Was going through my videos and came across this one and was reminded of this thread!



This is the view from my downstairs window, but I have sat out on the patio many times while the badgers are in the garden. They will happily have a sniff round for food, knowing I'm there the whole time. :mrgreen:

Quite often see young ones too, I think the most badgers at once was about 4, it's great to see. It's a shame so many of you aren't as lucky as me.

Also, do occasionally get a fox and a badger in the garden at the same time, did manage to film that once too but have no idea where that is!


----------



## Zoo-Man (Apr 12, 2008)

xXFooFooLaFluffXx said:


> someone in the vet thought that our skunk was a badger, lol


On seeing me with my 2 ferrets on leads in the front garden one day, a man walking past asked if they were badgers!
:lol2:


----------



## MrsP (Apr 13, 2008)

emrawkgrrl said:


> Was going through my videos and came across this one and was reminded of this thread!
> 
> 
> 
> ...


Wow!! That is ace! 

I can't complain, I've got a menagerie of lovely domestic pets and skunk on my lap fast asleep.
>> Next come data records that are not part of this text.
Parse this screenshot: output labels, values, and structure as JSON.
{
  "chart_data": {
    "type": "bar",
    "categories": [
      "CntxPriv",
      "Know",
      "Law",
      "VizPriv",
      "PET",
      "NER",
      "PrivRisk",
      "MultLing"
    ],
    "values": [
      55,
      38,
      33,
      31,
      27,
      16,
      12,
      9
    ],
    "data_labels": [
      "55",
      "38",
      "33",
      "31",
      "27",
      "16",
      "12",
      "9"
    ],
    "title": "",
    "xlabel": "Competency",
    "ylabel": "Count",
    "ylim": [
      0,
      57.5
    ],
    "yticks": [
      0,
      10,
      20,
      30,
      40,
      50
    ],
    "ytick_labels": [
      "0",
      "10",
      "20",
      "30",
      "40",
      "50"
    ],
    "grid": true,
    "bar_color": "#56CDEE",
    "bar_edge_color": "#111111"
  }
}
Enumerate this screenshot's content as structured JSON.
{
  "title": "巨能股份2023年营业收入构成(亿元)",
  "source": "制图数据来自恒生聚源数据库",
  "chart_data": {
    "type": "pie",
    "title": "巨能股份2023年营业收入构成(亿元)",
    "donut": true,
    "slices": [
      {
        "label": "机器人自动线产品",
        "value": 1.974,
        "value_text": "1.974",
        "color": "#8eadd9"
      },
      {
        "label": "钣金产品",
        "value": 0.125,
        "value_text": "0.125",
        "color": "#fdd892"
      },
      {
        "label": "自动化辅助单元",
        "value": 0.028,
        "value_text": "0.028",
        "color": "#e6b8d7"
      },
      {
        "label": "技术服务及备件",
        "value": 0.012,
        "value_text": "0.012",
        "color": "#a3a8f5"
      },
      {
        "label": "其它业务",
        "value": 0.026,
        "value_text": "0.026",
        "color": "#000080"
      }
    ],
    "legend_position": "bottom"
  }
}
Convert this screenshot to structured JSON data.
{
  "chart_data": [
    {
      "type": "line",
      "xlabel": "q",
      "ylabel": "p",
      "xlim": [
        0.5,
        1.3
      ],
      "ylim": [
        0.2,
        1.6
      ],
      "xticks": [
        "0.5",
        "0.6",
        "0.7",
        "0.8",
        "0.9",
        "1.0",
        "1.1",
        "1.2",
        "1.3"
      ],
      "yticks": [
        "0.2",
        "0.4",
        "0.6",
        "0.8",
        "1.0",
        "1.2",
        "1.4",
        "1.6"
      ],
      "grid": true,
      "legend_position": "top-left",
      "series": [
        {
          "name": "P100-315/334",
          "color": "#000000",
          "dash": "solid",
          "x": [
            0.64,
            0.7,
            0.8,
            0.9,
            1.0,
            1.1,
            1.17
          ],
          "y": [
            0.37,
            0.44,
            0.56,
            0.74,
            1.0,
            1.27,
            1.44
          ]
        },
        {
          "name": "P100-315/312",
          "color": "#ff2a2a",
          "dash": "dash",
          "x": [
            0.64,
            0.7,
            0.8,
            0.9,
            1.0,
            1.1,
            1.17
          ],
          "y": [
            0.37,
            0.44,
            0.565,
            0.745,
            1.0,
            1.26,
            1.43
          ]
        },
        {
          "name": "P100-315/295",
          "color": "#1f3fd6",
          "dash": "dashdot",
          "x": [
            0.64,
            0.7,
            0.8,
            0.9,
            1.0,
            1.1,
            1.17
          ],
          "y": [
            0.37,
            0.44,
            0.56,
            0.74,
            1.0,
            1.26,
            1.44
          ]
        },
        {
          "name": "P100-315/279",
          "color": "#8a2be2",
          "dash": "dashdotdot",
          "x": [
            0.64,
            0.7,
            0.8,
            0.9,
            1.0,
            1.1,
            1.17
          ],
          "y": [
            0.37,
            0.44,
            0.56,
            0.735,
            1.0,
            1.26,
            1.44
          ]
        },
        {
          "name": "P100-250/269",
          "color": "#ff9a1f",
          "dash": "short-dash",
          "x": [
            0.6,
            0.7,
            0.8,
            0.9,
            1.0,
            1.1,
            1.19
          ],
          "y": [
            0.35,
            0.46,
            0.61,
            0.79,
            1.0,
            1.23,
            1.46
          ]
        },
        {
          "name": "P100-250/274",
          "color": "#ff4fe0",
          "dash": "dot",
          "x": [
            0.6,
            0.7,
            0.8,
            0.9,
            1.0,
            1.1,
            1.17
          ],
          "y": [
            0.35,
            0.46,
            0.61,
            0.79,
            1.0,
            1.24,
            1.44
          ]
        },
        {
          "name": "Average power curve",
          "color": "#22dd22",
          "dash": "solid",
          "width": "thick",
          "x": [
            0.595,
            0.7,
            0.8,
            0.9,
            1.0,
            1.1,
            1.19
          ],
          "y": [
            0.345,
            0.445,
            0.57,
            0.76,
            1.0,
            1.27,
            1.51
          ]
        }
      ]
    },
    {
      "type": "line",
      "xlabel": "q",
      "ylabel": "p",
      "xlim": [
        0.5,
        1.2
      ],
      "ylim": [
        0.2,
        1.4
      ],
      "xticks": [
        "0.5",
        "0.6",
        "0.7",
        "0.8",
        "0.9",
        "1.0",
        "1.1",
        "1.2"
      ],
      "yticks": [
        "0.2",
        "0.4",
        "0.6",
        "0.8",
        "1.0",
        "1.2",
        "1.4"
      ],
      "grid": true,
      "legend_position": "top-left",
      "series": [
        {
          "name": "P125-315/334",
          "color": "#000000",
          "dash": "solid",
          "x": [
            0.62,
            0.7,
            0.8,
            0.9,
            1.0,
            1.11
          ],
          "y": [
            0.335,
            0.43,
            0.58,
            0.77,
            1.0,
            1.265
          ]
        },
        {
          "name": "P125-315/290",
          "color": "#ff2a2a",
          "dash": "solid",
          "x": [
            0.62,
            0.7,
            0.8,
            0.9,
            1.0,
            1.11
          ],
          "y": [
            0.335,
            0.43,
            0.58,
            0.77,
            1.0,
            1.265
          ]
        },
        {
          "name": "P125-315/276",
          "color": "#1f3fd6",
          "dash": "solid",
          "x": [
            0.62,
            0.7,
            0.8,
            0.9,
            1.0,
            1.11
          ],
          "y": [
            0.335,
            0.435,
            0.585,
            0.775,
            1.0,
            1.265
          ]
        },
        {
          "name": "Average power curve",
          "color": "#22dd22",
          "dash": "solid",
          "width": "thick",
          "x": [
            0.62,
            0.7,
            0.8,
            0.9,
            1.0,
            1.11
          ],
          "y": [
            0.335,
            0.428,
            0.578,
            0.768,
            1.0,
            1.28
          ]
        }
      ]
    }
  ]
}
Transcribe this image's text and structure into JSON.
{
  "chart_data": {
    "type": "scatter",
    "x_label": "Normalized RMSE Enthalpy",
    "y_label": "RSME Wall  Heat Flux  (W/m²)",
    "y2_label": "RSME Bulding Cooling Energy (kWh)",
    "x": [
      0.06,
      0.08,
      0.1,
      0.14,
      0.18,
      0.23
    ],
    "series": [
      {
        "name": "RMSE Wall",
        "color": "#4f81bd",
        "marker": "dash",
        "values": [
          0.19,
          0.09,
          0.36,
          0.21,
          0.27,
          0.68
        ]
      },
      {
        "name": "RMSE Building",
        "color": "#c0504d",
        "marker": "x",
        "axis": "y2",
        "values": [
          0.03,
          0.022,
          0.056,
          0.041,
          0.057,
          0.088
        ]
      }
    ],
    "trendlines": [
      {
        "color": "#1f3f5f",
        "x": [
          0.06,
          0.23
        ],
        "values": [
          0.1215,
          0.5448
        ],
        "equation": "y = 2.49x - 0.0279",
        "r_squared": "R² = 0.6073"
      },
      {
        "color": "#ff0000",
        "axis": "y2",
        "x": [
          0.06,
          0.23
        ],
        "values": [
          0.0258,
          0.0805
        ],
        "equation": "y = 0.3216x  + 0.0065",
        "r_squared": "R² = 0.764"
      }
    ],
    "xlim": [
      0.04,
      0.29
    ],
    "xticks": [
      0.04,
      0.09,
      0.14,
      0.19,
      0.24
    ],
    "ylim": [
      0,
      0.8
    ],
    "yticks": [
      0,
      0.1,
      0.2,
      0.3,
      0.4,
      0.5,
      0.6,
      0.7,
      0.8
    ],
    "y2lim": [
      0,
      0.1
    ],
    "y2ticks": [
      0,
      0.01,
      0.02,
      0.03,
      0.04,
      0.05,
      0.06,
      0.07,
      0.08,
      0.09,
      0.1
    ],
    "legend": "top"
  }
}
But I would love to see more badgers, might seriously look at volunteering for a local rescue, although work is quite demanding.


----------



## Talk To The Animals (Jan 10, 2008)

Matt Lusty said:


> If it was an American site, they were probably talking about honey badgers or there native american badgers. From what I understand, honey badgers especially can make attentive pets and can be trained, rewarded and punished like dogs can
> 
> Not sure the good old British badger has the same affection. They can be incredibly aggressive and can give extrememly painful, horrifying bites and scratches.


Honey badgers are notoriously fearless and aggressive and would NOT make good pets!


----------